Nicastrin, in addition to presenilin, PEN2, and APH-1 forms the γ-secretase protein complex, a membrane-bound aspartyl protease that can cleave certain proteins at peptide bonds buried within the hydrophobic environment of the lipid bilayer. This cleavage is responsible for a key step in signaling from several cell-surface receptors and is thought to be required for the generation of the neurotoxic amyloid peptides that are central to the pathogenesis of Alzheimer’s disease(1,2 for review). Like the tumor necrosis factor-a-converting enzyme (TACE) and the b-site cleavage enzyme (BACE) protease families, γ-secretase will cleave the amyloid precursor protein (APP), but within the intramembrane region of APP, resulting in either the non-toxic p3 (from the α and γ cleavage site) or the toxic Aβ amyloid peptide (from the β and γ cleavage site)(3). It is thought that accumulation of the Aβ peptide is the precursor to Alzheimer’s disease(4). Nicastrin is also thought to be involved in cell proliferation and signaling, especially in regards to activation of Notch receptors as loss of Nicastrin expression results in mouse embryonic lethality(5).
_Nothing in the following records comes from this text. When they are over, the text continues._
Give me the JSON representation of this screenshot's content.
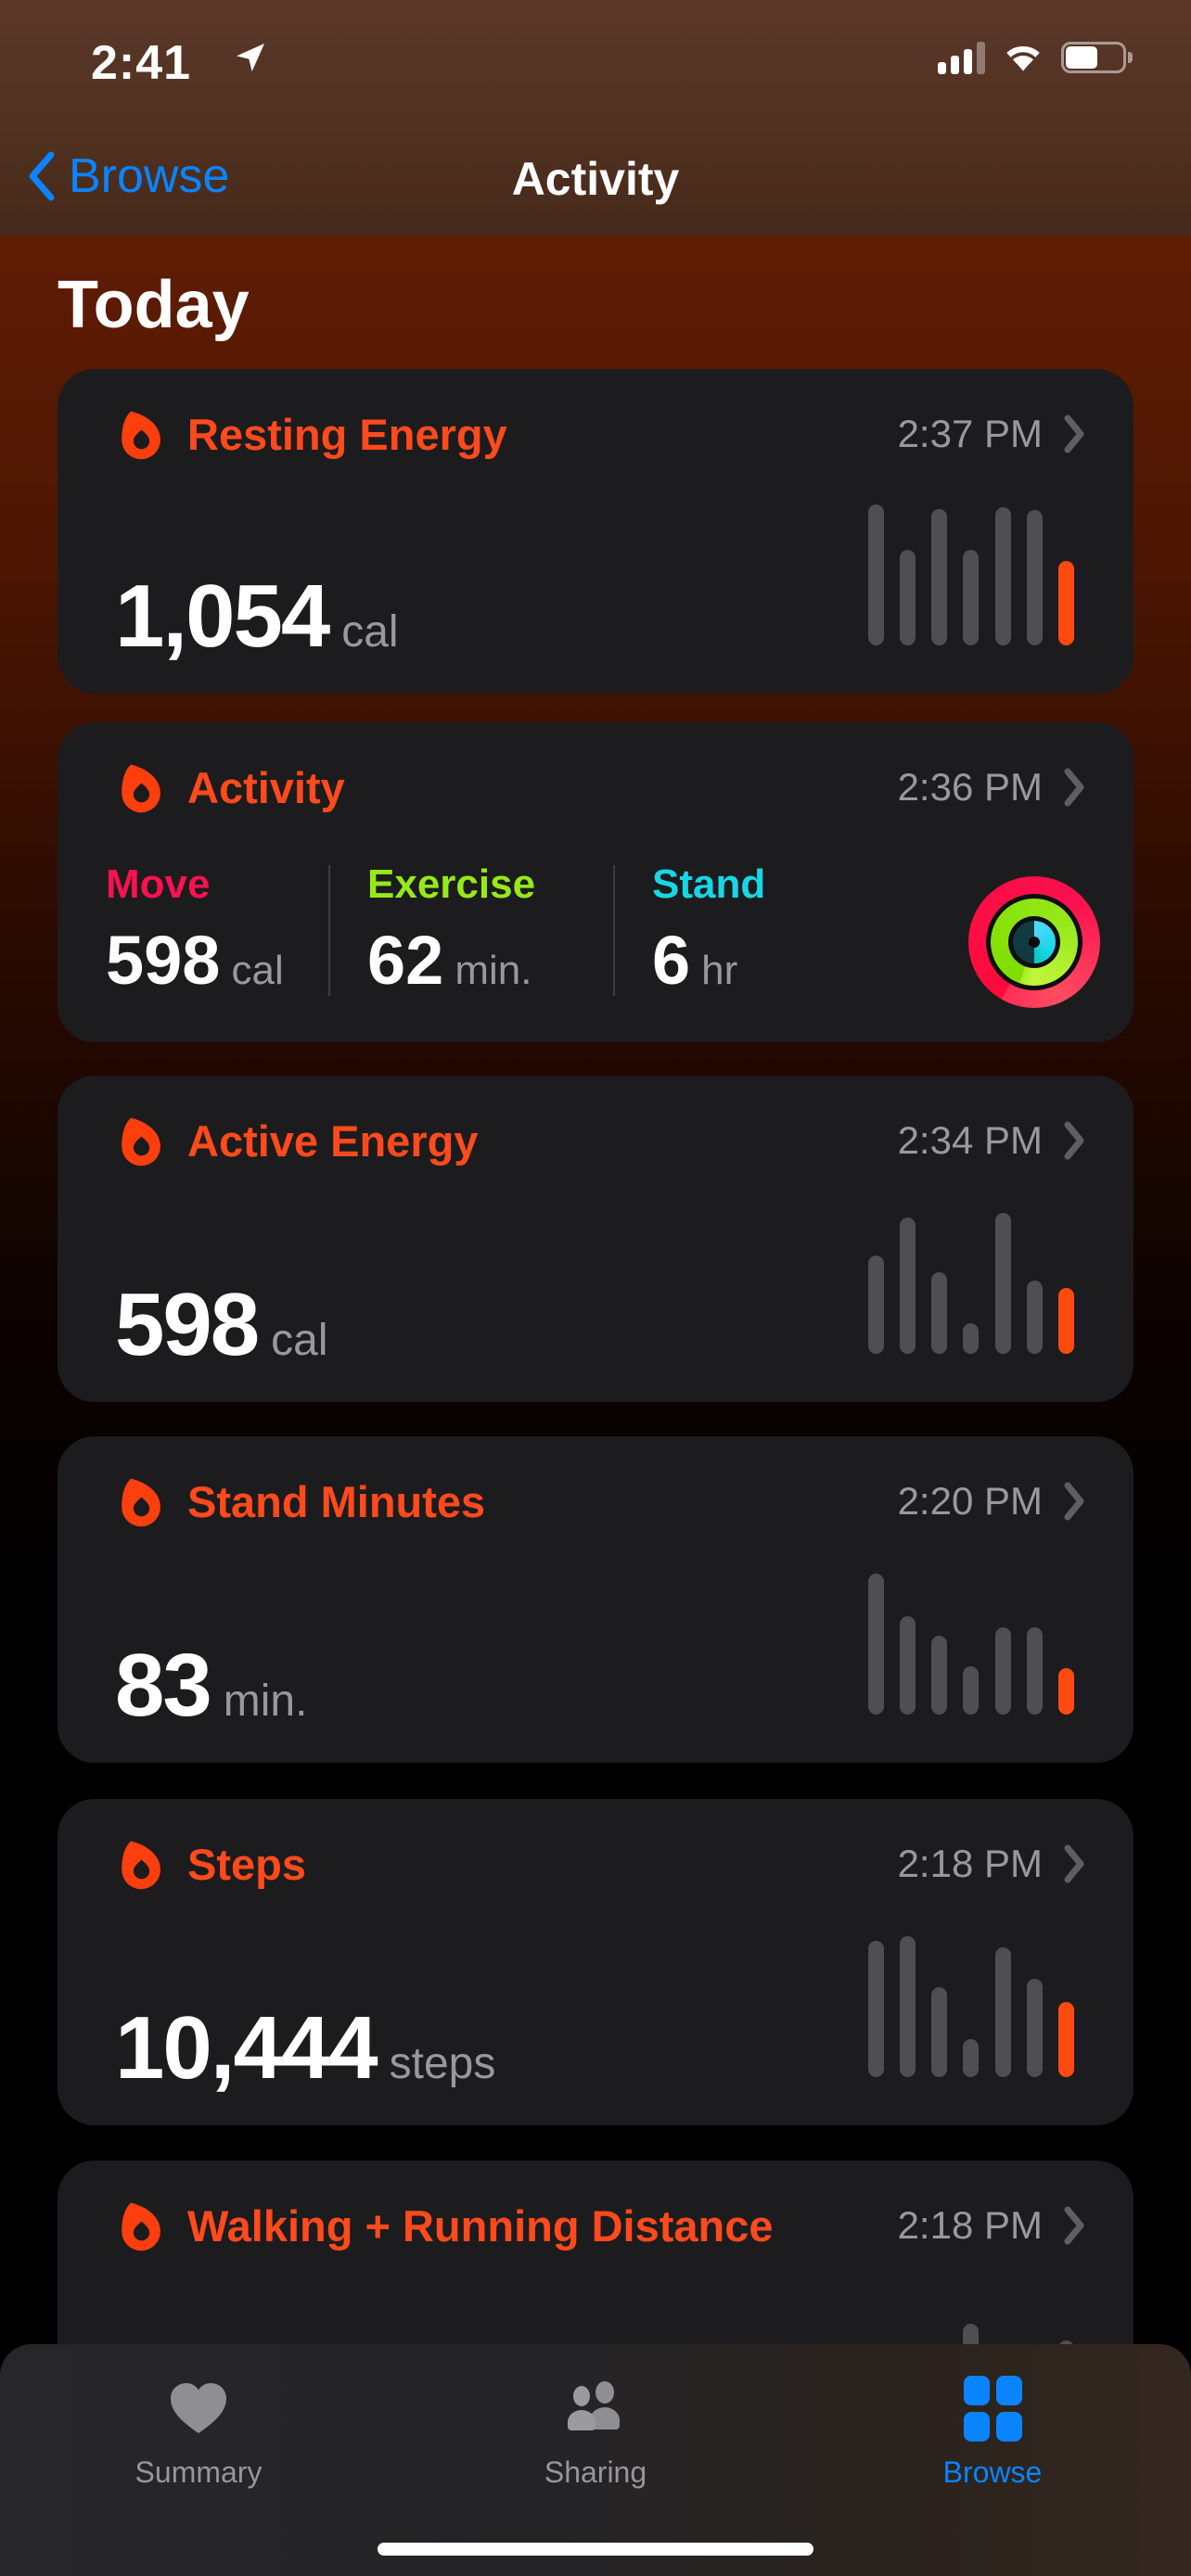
{
  "colors": {
    "accent": "#fe4a1c",
    "flame": "#fd3e0d",
    "blue": "#0a84ff",
    "move": "#fa1150",
    "exercise": "#97e819",
    "stand": "#17d7e4",
    "bar-gray": "#4e4e53",
    "bar-orange": "#fe4a10",
    "bg-red-top": "#5f1c04"
  },
  "status_bar": {
    "time": "2:41"
  },
  "nav": {
    "back_label": "Browse",
    "title": "Activity"
  },
  "page": {
    "section_title": "Today"
  },
  "cards": {
    "resting": {
      "title": "Resting Energy",
      "time": "2:37 PM",
      "value": "1,054",
      "unit": "cal",
      "chart": {
        "type": "bar",
        "bars": [
          100,
          68,
          97,
          68,
          98,
          96,
          60
        ],
        "orange_last": true
      }
    },
    "activity": {
      "title": "Activity",
      "time": "2:36 PM",
      "metrics": [
        {
          "label": "Move",
          "value": "598",
          "unit": "cal"
        },
        {
          "label": "Exercise",
          "value": "62",
          "unit": "min."
        },
        {
          "label": "Stand",
          "value": "6",
          "unit": "hr"
        }
      ]
    },
    "active": {
      "title": "Active Energy",
      "time": "2:34 PM",
      "value": "598",
      "unit": "cal",
      "chart": {
        "type": "bar",
        "bars": [
          70,
          97,
          58,
          22,
          100,
          52,
          47
        ],
        "orange_last": true
      }
    },
    "stand": {
      "title": "Stand Minutes",
      "time": "2:20 PM",
      "value": "83",
      "unit": "min.",
      "chart": {
        "type": "bar",
        "bars": [
          100,
          70,
          56,
          34,
          62,
          62,
          33
        ],
        "orange_last": true
      }
    },
    "steps": {
      "title": "Steps",
      "time": "2:18 PM",
      "value": "10,444",
      "unit": "steps",
      "chart": {
        "type": "bar",
        "bars": [
          97,
          100,
          64,
          27,
          92,
          70,
          53
        ],
        "orange_last": true
      }
    },
    "walking": {
      "title": "Walking + Running Distance",
      "time": "2:18 PM",
      "chart": {
        "type": "bar",
        "bars": [
          0,
          0,
          16,
          42,
          0,
          0,
          30
        ],
        "orange_last": false
      }
    }
  },
  "tab_bar": {
    "items": [
      {
        "label": "Summary",
        "icon": "heart-icon",
        "active": false
      },
      {
        "label": "Sharing",
        "icon": "people-icon",
        "active": false
      },
      {
        "label": "Browse",
        "icon": "grid-icon",
        "active": true
      }
    ]
  }
}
1. Weihofen A and Martoglio B. Intramembrane-cleaving proteases: controlled liberation of proteins and bioactive peptides. Trends Cell Biol. 2003; 13:71-8. 2. Periz G and Fortini ME. Functional reconstitution of γ-secretase through coordinated expression of presenilin, Nicastrin, aph-1, and pen-2. J. Neurosci. Res. 2004; 77:309-22. 3. Selkoe DJ. The cell biology of β-amyloid precursor protein and presenilin in Alzheimer’s disease. Trends Cell Biol. 1998; 8:447-53. 4. Selkoe SJ. Translating cell biology into therapeutic advances in Alzheimer’s disease. Nature 1999; 399:A23-31. 5. Nguyen V, Hawkins C, Bergeron C, et al. Loss of nicastrin elicits an apoptotic phenotype in mouse embryos. Brain Res. 2006; 1086:76-84.